The authors created this training program to attract multidisciplinary frontline cancer care professionals who were competitively selected, and represented a variety of health care settings and geographic locations. Our marketing approaches were successful in attracting a large group of applicants from a variety of states. Future efforts will continue to target these disciplines. While we did attract a small percentage of minority participants, a continued effort will be in place to recruit additional minority applicants.
Although a highly successful training program has been developed and implemented, there are some limitations that need to be mentioned. A system of long-term follow-up of the trainees’ implementation of the CBT techniques is not in place. In addition, the direct impact of the CBT techniques implemented with cancer survivors is not being systematically measured. For example, collecting measures of problem-related distress before and after the CBT techniques were applied would be a good opportunity for a future study. Although feedback provided by the trainees has all been very positive in terms of the benefits their patients are receiving as a result of their applying the CBT techniques learned during the training program, collecting patient outcomes as a part of the current training program was not feasible due to individual trainees having to obtain Institutional Review Board (IRB) approval at their institutions. Since the majority of the trainees were clinicians they were not experienced in conducting research and obtaining IRB approval. Future studies are necessary to test the effectiveness of this training approach on improving patient outcomes including education about how to conduct research and obtain IRB approval.

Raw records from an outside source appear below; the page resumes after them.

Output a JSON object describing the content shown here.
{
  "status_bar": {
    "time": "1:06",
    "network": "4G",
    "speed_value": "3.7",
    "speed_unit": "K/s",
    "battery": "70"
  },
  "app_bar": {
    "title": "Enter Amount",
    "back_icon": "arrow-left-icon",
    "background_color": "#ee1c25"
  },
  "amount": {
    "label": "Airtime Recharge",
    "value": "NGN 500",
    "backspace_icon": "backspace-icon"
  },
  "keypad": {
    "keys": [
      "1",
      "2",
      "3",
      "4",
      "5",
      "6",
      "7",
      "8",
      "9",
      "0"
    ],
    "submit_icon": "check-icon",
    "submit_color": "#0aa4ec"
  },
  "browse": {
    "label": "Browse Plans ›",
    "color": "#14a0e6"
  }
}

In summary, this paper presents the successful recruitment and implementation of an interactive training model to facilitate health care professionals’ implementation of CBT techniques. The first four of eight planned training programs have been successful in attracting attendees, developing a comprehensive curriculum, and implementing an interactive workshop and follow-up support. Plans to implement this unique interactive CBT training program for an additional 158 frontline cancer care professionals are currently underway. Future directions include the implementation of additional skills-based health care professionals training programs utilizing this interactive format. For example, proposals have already been submitted to teach health care professionals how to build comprehensive supportive care programs, implement biopsychosocial screening programs, and maximize the sexual health of cancer survivors. Applying web-based learning techniques is also another educational opportunity that deserves significant attention. In conclusion, through the successful recruitment and implementation of this unique training program feasibility of this approach has been demonstrated and can be used as a model for future cancer education initiatives.